I will argue elsewhere that all seven of the planetary gods are present in the deck, reshuffled (perhaps with some caprice) due to the low or high social standing of the exemplar that represents said planet (and I have already explained why the moon and sun would be moved to the top, but these two along with Venus, genetrix of the Visconti dynsaty, are obviously not exemplars but allegories of these celestial bodies).
But back to the military context of tarot and their being commissioned for condottieri – not monks or rectors of universities. Monks and rectors did not hang men (the hanged man), engage in royal courting (Love card with
belli of two houses), impose their wrath on rebel cities (the tower struck by lightning).
So getting back to the card in question, I have already supplied a contemporary use of
sagitta=lighting-bolt-God’s wrath (Filelfo), but here is yet another medium underscoring the overwhelming preoccupation of condotterei with astrology and the planets, especially Jupiter-as-il fuoco-as–wrath: a medal of Montefeltro.
Fire itself (a cannonball that will explode...into a towered city) is a symbol of Jupiter here in the Montefeltro medal, as described by Wind: “The wise Federigo da Montefeltro who, as a successful condottiere, delighted in cultivating the arts of peace, expressed his faith in harmoninous balance through the discordant symbol of a cannonball, which he placed under the protection of the thundering Jupiter. On his medal (fig. 71) the three stars in the sky form a constellation of Jupiter between Mars and Venus, and their symmetry is repeated in the group of emblems below; the sword and cuirass belonging to Mars, the whisk-broom [Sforza’s
scopetta (brush) that refers to Federigo’s wife Battista Sforza, daughter of Alessandro Sforza] and myrtle to Venus, while
the ball in the centre is dedicated to Jupiter tonans, whose flying eagle carries the unusual still-life on its wings (Edgar Wind,
Pagan Mysteries in the Renaissnace, 1958/1968: 95-96).

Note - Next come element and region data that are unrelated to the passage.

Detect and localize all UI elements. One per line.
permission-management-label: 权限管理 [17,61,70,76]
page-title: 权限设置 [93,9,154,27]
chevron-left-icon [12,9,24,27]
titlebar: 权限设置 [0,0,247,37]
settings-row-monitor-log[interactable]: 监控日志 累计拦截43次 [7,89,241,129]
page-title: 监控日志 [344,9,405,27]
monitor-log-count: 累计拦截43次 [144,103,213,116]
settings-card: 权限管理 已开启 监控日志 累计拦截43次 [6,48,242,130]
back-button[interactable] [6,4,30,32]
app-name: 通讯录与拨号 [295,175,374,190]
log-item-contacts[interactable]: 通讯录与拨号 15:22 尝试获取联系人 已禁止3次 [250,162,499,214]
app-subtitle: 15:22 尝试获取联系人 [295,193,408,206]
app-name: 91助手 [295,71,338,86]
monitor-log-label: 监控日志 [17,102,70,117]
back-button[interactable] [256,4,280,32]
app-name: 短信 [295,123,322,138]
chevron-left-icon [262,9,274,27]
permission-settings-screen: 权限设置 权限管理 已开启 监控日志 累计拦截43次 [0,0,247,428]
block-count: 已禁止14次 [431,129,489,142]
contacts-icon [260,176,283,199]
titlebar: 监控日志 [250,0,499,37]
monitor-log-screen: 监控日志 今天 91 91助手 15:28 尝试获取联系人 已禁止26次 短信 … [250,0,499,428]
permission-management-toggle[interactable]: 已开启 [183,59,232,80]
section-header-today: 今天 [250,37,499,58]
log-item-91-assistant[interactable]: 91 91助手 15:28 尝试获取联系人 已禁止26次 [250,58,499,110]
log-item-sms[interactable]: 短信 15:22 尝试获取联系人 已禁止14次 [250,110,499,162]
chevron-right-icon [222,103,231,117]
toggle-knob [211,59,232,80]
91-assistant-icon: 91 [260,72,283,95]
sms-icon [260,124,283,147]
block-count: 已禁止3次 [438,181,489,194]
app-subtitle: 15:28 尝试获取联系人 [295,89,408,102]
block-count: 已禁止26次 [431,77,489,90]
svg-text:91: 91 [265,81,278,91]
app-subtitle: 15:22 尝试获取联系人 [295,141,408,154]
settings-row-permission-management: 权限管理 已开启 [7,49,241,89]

The cannonball imprese was also picked up in Ferrara: "In all earnestness, the duke of Ferrara, Alfonso d’Este, like Federigo da Monefeltrro befor him, had used a bomb shell as a heroic emblem, a symbol of concealed power propitiously released:
A Lieu Temps (Wind, 108).
The cannonball performed the same wrath on cities conquered by
condottieri as God’s wrathful lightning did on Sodom and Gemorrah (see again the SHS Floretine manuscript). There is not mere “celestial fire” depicted in
any Tower card, but fire brought to bear on erring humanity so as to detroy them.